Monday, March 31, 2008

Treasury Secretary Paulson urges more power for Federal Reserve

In a 218-page blueprint unveiled today, Paulson calls for a massive overhaul that would eliminate some federal agencies. He emphasizes that the market must be stabilized before any big changes are made.
WASHINGTON -- Treasury Secretary Henry Paulson today unveiled a 218-page blueprint for regulatory reform that would represent the largest federal overhaul since the Great Depression.

The blueprint, widely previewed before the secretary's remarks, would give the Federal Reserve more authority to oversee the markets and would create one superagency to oversee both investor protection and market stability, assuming many of the tasks of current agencies, such as the Securities and Exchange Commission and the Office of Thrift Supervision.

Conceding that many of the changes would have to await debate in the next Congress and the next administration, Paulson said that nothing in the long-range planning would prompt the Bush White House to veer from its focus on the current economic downturn.

"Our first and most urgent priority is working through this capital market turmoil and housing downturn, and that will be our priority until this situation is resolved," he said. "With a few exceptions, the recommendations in this blueprint should not and will not be implemented until after the present market difficulties are past."

Paulson acknowledged that the current system is a hodgepodge of overlapping federal and state regulations that "fosters duplicative requirements and can allow important regulatory matters to fall through the cracks." But he resisted arguments from some critics that the maze of federal regulatory agencies had contributed to the current downturn.

"I do not believe it is fair or accurate to blame our regulatory structure for the current market turmoil," he said. "I am not suggesting that more regulation is the answer or even that more effective regulation can prevent the periods of financial market stress that seem to occur every five to 10 years."

Instead, he said, "we should and can have a structure that is designed for the world we live in," more responsive to market turmoil and more agile at protecting investors, consumers and markets. "Investor protection and market stability are critical elements of competitiveness," he said. "Far from being at odds with one another, they are mutually reinforcing."

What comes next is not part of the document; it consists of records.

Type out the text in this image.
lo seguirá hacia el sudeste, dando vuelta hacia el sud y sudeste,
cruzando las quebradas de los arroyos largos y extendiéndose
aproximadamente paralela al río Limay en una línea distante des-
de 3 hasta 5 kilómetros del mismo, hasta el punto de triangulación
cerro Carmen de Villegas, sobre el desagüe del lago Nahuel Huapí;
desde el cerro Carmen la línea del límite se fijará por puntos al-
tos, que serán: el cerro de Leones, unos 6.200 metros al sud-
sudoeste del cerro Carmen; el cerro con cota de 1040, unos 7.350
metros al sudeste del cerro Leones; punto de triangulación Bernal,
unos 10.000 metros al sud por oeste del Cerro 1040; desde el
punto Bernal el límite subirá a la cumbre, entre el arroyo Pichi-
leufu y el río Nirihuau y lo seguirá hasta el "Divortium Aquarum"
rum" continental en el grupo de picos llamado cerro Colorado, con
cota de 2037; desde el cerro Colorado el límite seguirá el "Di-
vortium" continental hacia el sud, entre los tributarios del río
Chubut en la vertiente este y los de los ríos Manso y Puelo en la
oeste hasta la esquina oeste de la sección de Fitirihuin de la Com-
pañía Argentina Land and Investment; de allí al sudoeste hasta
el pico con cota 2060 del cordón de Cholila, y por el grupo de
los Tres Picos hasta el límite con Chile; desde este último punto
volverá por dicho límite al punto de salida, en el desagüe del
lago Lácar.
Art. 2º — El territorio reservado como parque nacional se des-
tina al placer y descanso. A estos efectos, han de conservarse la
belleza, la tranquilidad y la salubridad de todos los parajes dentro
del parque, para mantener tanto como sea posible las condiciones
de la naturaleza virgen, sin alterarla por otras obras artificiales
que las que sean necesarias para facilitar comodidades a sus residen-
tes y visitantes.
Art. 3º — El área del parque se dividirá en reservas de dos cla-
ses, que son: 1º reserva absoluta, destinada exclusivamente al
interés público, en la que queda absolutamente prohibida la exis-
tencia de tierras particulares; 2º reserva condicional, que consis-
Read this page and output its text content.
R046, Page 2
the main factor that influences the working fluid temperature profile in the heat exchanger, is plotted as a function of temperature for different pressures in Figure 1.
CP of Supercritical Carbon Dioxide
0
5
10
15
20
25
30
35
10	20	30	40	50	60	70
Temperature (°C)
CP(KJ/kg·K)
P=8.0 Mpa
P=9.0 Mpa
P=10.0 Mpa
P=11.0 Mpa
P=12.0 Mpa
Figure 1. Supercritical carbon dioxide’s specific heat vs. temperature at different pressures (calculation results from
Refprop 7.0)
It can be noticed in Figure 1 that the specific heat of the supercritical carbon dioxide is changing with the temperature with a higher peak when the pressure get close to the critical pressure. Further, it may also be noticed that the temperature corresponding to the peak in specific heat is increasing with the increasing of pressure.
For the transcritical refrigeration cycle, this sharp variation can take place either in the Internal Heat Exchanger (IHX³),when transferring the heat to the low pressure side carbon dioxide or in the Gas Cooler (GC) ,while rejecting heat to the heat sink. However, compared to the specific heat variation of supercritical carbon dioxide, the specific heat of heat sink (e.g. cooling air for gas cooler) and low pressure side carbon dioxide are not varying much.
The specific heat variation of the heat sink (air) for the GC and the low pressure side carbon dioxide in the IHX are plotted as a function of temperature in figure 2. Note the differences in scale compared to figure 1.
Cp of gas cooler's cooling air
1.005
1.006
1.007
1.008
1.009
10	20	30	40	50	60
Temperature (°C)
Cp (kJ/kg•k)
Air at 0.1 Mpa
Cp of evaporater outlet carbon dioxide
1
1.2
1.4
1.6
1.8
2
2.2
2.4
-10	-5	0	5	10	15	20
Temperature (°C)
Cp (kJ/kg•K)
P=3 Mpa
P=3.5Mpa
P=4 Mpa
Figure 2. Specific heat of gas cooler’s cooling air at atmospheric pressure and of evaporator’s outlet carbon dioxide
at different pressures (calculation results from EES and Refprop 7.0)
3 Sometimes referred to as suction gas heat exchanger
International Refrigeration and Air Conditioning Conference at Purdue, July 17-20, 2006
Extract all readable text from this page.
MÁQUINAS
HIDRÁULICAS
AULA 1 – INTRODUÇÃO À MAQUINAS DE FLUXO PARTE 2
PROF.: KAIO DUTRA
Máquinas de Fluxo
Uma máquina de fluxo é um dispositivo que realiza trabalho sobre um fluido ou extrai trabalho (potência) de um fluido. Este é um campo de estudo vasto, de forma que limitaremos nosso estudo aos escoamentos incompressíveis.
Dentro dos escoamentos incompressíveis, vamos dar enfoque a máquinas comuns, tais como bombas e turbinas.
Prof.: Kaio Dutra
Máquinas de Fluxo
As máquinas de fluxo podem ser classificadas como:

Paulson said the Treasury Department blueprint envisioned "a regulatory model based on objectives, to more closely link the regulatory structure to the reasons why we regulate." The proposed system sees three core regulatory functions -- for market stability, for financial institution soundness and for consumer and investor protection -- dictating the logic of federal bureaucracies.

Specifically, the plan recommends that the Federal Reserve gain more authority to regulate market stability across the entire financial sector, not just its current role of supervising bank holdings. "To do its job as the market stability regulator, the Fed would have to be able to evaluate the capital, liquidity and margin practices across the financial system," he said. "The Fed would have the authority to go wherever in the system it thinks it needs to go for a deeper look to preserve stability."

The second regulatory function, financial institution soundness, would assume the role of the Office of the Comptroller of the Currency. The third, to regulate business conduct affecting consumers and investors, would assume some of the responsibilities of the Securities and Exchange Commission and the Commodity Futures Trading Commission.

"Having one agency responsible for these critically important issues for all financial products should bring greater consistency to regulation where overlapping requirements currently exist," he said. "Mortgages are an example of a consumer financial product that has suffered from uneven and inadequate treatment in our current . . . regime."

Rep. Barney Frank (D-Mass.), chairman of the House Financial Services Committee, called Paulson's plan a "constructive step forward" but said the Federal Reserve needs even more authority.

And Sen. Christopher Dodd (D-Conn.), chairman of the Senate Banking Committee, agreed on the need to overhaul the current structure but said that regulation had little to do with the current economic turmoil.

"What we need to do immediately is deal with the foreclosure crisis," Dodd said Monday on CBS' "The Early Show." What caused the current crisis, he said, was "a failure of leadership."

Sen. Charles Schumer (D-N.Y.), calling the blueprint "a good foundation for updating the regulation of U.S. financial markets," said that Paulson was right to attempt to reform a regulatory system to compete in a global economy. "If anything, the Treasury plan does not consolidate redundant agencies enough and a single regulator may be a better approach," he said.

He also questioned Paulson's statement that the regulatory framework is not to fault for the current economic unrest.

"The unregulated corners of our economy did much to contribute to the meltdown in our housing market and the accompanying spillover to our financial markets," he said in a statement. "The havoc wrought by independent mortgage brokers, who fueled the housing bubble, and credit ratings agencies, who rubber-stamped securities with no questions asked, certainly fueled the economic crisis we have now."

In California, Assemblyman Ted Lieu (D-Torrance), who chairs the Banking and Finance Committee, warned that what he called the administration's "colossal expansion of federal powers for the Federal Reserve" must not "come at the expense of states, many of whom have led the way in strong regulatory financial reforms." Noting that states such as California and North Carolina have enacted or are considering strong consumer protections, he said the Treasury Department's proposals "will cut us off at the knees."